L-Graph: A General Graph Analytic System on Continuous Computation

Massive graph analytics have become an important aspect of multiple diverse applications. With the growing scale of real world graphs, efficient execution of entire graph analytics has become a challenging problem. Recently a number of distributed graph processing systems (Pregel, PowerGraph, Trinity) and centralized systems (GraphChi and XStream) have been designed. Compared with high expense of distributed systems deployed on a cluster of commodity machines, the centralized systems on cheap PCs are very attractive propositions with low expense and comparable performance. By careful analysis, we find that (i) the graph computation abstraction in the centralized systems inherently adopted a batch model similar to the distributed systems. The batch model could lead to suboptimal performance. (ii) The execution model in the centralized systems advocates sequential operations on Solid State Disk (SSD) which are still slower than memory-based operations. In order to tackle the above efficiency issues in centralized systems, we first propose a novel continuous graph computation abstraction. This model continuously processes edges and updates computation results. It allows much faster convergence than the batch model.

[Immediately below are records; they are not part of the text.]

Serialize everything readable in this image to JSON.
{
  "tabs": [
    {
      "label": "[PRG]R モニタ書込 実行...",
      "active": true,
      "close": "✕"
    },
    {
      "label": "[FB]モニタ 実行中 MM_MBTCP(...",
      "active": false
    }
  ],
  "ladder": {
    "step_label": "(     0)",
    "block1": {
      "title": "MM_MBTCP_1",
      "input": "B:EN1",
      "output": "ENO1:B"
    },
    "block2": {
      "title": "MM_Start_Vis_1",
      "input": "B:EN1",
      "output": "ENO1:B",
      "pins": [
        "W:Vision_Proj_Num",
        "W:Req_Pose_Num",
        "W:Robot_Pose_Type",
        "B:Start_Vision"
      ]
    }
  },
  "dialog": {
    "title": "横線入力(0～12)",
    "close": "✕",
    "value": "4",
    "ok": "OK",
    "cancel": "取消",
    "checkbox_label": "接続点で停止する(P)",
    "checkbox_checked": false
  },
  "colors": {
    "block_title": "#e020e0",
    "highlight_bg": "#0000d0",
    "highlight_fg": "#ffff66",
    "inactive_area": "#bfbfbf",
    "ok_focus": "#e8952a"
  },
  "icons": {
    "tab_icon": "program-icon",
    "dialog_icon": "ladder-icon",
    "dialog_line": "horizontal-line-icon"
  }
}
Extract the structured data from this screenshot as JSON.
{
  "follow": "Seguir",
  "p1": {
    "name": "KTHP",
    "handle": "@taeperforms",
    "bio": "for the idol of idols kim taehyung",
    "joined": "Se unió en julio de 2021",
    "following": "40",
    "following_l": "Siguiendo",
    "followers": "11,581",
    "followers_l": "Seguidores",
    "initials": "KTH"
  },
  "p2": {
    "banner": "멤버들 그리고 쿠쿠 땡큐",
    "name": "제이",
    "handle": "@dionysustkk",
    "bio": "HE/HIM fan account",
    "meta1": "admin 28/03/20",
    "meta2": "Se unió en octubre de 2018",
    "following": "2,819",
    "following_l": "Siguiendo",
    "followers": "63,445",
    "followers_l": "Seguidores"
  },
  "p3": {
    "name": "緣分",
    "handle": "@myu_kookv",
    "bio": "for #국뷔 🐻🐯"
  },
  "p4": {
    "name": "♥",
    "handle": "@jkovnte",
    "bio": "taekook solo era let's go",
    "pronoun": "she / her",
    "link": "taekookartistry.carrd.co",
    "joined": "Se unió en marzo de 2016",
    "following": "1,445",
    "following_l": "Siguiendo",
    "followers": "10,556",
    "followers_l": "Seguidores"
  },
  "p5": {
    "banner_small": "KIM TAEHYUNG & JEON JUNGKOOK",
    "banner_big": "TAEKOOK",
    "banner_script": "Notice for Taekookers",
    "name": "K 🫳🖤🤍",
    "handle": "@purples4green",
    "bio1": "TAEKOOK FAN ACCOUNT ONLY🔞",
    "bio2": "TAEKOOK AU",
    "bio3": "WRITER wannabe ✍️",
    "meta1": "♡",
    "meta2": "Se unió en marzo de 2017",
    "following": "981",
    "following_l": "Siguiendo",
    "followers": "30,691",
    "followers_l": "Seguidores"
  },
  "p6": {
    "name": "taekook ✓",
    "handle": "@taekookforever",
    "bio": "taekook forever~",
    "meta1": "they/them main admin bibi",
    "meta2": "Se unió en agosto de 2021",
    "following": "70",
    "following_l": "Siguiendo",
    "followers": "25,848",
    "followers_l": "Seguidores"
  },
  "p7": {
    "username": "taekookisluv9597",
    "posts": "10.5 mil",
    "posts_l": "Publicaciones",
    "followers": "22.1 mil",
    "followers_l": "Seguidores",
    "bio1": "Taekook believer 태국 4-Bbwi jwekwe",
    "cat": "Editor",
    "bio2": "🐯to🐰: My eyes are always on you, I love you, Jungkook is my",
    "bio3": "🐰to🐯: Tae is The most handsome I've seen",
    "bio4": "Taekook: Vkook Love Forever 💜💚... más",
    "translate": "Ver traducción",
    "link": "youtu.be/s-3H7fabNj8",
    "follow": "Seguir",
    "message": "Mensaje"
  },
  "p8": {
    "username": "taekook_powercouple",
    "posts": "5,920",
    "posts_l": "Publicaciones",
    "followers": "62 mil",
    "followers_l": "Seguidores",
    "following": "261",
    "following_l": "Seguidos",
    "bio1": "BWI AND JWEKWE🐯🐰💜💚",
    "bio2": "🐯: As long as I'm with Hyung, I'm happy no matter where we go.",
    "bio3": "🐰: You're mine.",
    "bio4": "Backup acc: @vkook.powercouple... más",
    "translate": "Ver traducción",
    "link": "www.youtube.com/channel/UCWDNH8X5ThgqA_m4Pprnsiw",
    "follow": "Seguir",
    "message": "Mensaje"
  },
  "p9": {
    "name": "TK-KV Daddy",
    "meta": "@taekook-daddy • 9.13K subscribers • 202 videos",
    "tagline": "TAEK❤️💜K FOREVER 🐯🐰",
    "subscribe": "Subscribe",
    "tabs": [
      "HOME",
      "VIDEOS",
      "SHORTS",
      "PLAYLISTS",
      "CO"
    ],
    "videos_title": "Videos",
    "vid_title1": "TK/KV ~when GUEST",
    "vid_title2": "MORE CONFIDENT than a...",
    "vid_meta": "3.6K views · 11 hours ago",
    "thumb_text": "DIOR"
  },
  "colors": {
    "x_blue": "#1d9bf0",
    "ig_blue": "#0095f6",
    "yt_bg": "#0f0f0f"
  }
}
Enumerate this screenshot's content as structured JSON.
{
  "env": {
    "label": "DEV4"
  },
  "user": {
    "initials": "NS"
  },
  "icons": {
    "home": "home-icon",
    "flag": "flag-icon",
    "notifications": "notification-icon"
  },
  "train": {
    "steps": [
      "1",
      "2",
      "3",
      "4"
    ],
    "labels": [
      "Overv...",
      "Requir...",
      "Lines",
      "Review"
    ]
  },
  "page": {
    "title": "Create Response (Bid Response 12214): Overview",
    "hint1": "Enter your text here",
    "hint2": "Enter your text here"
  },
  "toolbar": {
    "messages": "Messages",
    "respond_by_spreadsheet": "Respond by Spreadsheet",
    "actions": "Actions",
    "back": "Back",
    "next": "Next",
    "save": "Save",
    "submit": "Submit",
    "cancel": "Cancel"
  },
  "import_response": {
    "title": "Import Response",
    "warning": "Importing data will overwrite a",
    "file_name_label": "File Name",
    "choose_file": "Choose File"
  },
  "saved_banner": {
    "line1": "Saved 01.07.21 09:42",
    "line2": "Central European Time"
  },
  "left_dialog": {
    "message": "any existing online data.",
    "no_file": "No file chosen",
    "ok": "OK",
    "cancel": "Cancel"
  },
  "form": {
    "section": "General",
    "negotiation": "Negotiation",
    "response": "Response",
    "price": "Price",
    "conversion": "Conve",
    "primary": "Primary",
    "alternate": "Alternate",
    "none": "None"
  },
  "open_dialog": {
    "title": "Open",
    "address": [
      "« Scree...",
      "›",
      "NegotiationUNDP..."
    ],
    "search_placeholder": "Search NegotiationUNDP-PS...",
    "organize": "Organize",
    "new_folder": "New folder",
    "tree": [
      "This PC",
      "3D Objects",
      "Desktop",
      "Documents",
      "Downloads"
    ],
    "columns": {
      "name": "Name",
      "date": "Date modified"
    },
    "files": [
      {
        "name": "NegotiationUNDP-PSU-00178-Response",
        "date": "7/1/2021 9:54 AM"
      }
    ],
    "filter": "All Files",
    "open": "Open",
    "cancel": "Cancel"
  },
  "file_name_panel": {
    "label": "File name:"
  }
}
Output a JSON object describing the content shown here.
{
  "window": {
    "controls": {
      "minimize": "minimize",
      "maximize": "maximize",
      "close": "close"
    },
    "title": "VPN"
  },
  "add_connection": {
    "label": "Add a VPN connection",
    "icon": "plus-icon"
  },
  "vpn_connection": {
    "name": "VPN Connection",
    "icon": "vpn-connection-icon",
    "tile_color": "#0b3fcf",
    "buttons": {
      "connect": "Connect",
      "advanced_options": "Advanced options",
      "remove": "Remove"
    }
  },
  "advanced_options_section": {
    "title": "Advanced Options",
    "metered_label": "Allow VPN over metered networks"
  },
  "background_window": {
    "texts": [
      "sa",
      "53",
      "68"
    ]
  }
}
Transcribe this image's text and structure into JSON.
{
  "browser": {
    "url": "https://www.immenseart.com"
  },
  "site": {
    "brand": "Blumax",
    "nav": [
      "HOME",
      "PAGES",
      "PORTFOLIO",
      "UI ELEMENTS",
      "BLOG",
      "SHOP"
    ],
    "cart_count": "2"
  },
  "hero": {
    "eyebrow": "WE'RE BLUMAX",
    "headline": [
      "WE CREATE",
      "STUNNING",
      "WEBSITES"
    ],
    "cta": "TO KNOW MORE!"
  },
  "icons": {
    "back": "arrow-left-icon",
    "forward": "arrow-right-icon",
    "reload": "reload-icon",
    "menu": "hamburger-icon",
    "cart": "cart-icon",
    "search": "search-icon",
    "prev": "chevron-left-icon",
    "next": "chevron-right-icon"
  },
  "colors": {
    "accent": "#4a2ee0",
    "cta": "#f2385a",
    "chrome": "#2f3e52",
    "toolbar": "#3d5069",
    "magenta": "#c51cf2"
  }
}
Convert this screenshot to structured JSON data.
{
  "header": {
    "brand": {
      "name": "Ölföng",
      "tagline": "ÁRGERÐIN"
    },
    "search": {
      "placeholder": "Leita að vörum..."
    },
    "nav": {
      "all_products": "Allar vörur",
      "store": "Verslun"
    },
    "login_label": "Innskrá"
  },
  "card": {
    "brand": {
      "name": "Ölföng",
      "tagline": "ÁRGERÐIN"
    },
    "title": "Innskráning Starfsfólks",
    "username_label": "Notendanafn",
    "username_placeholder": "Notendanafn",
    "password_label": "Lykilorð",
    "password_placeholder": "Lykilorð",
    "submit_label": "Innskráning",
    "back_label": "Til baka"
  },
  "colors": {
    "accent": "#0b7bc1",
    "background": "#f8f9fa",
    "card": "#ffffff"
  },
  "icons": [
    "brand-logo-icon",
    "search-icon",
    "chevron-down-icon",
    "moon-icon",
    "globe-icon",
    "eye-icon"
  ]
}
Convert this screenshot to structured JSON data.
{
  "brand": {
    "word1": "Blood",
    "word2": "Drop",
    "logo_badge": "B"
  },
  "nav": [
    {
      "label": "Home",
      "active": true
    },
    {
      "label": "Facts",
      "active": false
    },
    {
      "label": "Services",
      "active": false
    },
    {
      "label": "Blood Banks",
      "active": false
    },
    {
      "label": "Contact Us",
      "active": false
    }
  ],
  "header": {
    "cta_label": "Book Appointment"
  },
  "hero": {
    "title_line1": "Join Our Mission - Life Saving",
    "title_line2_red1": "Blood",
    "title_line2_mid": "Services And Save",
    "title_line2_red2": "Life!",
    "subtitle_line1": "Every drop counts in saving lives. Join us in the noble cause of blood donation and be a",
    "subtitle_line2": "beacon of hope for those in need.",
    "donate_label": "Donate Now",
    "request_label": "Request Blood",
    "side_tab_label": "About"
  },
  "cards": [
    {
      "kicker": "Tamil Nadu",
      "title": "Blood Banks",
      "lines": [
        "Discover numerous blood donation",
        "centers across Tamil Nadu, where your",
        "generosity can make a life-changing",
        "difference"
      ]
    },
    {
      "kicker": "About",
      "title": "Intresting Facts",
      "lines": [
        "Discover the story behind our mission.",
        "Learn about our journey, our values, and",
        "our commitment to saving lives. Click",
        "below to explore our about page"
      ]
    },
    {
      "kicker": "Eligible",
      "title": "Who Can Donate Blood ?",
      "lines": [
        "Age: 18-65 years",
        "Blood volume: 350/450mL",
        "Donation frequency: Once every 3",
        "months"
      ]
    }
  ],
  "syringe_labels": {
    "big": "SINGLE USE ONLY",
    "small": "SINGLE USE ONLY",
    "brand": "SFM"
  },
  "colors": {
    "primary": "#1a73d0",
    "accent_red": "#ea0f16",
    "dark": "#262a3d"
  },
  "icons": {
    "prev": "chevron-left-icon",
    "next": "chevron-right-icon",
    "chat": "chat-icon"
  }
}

Second, we propose to maintain vertex states in memory and advocates memory-based operations for much faster I/O operations than sequential operations on SSD. Finally, we design an adaptive memory layout to minimize overall I/O cost. We develop a proof of concept prototype L-Graph and implement four example graph analytic applications atop L-Graph. Preliminary evaluation on real and synthetic graphs have verified that the proposed continuous model greatly performs the widely used batch model and L-Graph can achiever much higher efficiency than the state of arts GraphChi.